Le préteur traduisit en loi positive ce cri de l'humanité: «Si quelqu'un, dit-il, enlève à mauvaise intention un objet quelconque d'un navire en détresse ou naufragé, ou cause en cas pareil quelque dommage, je le condamnerai à rendre le quadruple, si la poursuite a lieu dans l'année, et à la simple restitution, si la poursuite n'a lieu que plus tard[2]

[1] Fragm. 88, tit. 2. lib. 47, Dig., De furtis.

[2] Fragm. 1, tit 9, lib. 47, Dig., De incendio, ruina.

Indépendamment de cette action, la loi criminelle prononçait des peines corporelles les plus sévères, le fouet ou les verges, l'exil, les travaux forcés dans les mines, contre ceux qui, au lieu de porter secours aux naufragés, les auraient pillés dans leur détresse[1]. Elle voulait qu'on traitât comme assassins ceux qui auraient empêché le sauvetage des passagers, dans le but détestable de s'approprier leurs dépouilles[2].
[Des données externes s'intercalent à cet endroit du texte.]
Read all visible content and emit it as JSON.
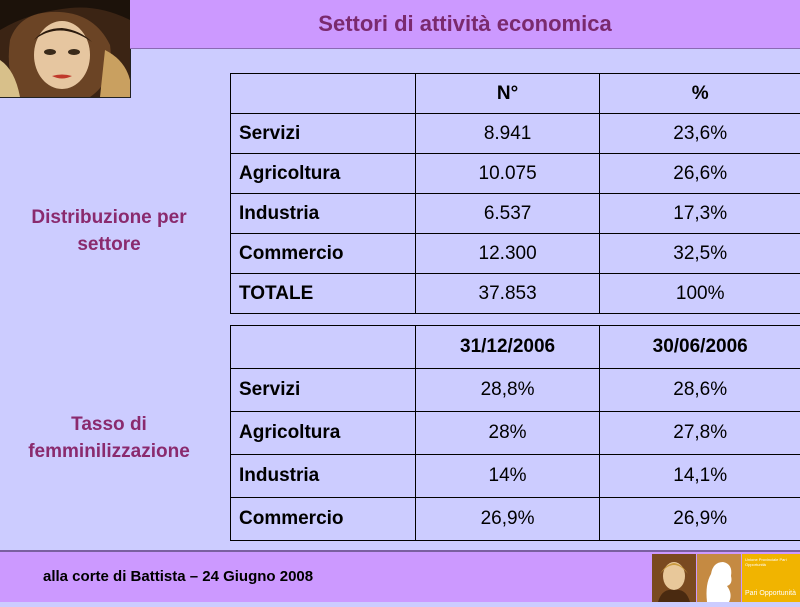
{
  "title": "Settori di attività economica",
  "side_labels": {
    "distribution_line1": "Distribuzione per",
    "distribution_line2": "settore",
    "rate_line1": "Tasso di",
    "rate_line2": "femminilizzazione"
  },
  "table1": {
    "headers": [
      "",
      "N°",
      "%"
    ],
    "rows": [
      {
        "label": "Servizi",
        "n": "8.941",
        "pct": "23,6%"
      },
      {
        "label": "Agricoltura",
        "n": "10.075",
        "pct": "26,6%"
      },
      {
        "label": "Industria",
        "n": "6.537",
        "pct": "17,3%"
      },
      {
        "label": "Commercio",
        "n": "12.300",
        "pct": "32,5%"
      },
      {
        "label": "TOTALE",
        "n": "37.853",
        "pct": "100%"
      }
    ]
  },
  "table2": {
    "headers": [
      "",
      "31/12/2006",
      "30/06/2006"
    ],
    "rows": [
      {
        "label": "Servizi",
        "d1": "28,8%",
        "d2": "28,6%"
      },
      {
        "label": "Agricoltura",
        "d1": "28%",
        "d2": "27,8%"
      },
      {
        "label": "Industria",
        "d1": "14%",
        "d2": "14,1%"
      },
      {
        "label": "Commercio",
        "d1": "26,9%",
        "d2": "26,9%"
      }
    ]
  },
  "footer": {
    "text": "alla corte di Battista – 24 Giugno 2008",
    "logo_line1": "Unione Provinciale Pari Opportunità",
    "logo_line2": "Pari Opportunità"
  }
}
L'antique maxime res sacra miser fut enfin appliquée aux naufragés.

Les empereurs veillèrent avec soin sur les actes des agents du fisc qui, dans certaines localités, faisaient main basse sur les effets des naufragés. J'ai cité, à cet égard, la requête d'Eudémon de Nicomédie à l'empereur Antonin. Constantin fit aussi une déclaration généreuse dont voici les termes: «Que mon fisc n'intervienne pas pour empêcher les objets naufragés de retourner à leurs maîtres légitimes. Quel droit aurait-il donc de tirer profit d'une circonstance calamiteuse[3]

Dans l'intérêt de la navigation, le législateur obligea les maîtres de navires à prendre dans des passes difficiles des pilotes spéciaux ayant acquis par la pratique une connaissance exacte et sûre des lieux. Sa sollicitude s'étendit à la police des gens de mer, et veilla à ce qu'une discipline rigoureuse fût observée à bord des navires de commerce comme à bord des vaisseaux de l'État. Il plaça sous la protection de la loi, les familles des marins ou naviculaires victimes de leur dévoûment. Enfin, la création des douanes organisées à Athènes comme à Rome, eut lieu dans un double but: celui de percevoir des droits imposés au profit du trésor public, et celui d'assurer l'exécution des lois qui, dans un intérêt général, prohibaient, soit l'importation, soit l'exportation de certaines denrées ou marchandises. Les règlements sur les douanes étaient observés avec une grande rigueur. Nous lisons, en effet, une sentence du jurisconsulte Paul, contemporain d'Alexandre Sévère, ainsi conçue: «Si le propriétaire d'un navire a chargé ou fait charger à bord quelque objet de contrebande, le navire sera confisqué; si le chargement a eu lieu en l'absence du propriétaire, par le fait du patron ou d'un matelot, ceux-ci seront punis de mort et les marchandises confisquées, mais le navire sera rendu à son propriétaire[4]

[1] Édit. d'Antonin.

[2] Ulpien, Fragm. 3, § 8, Dig., De incendio, ruina, naufragio.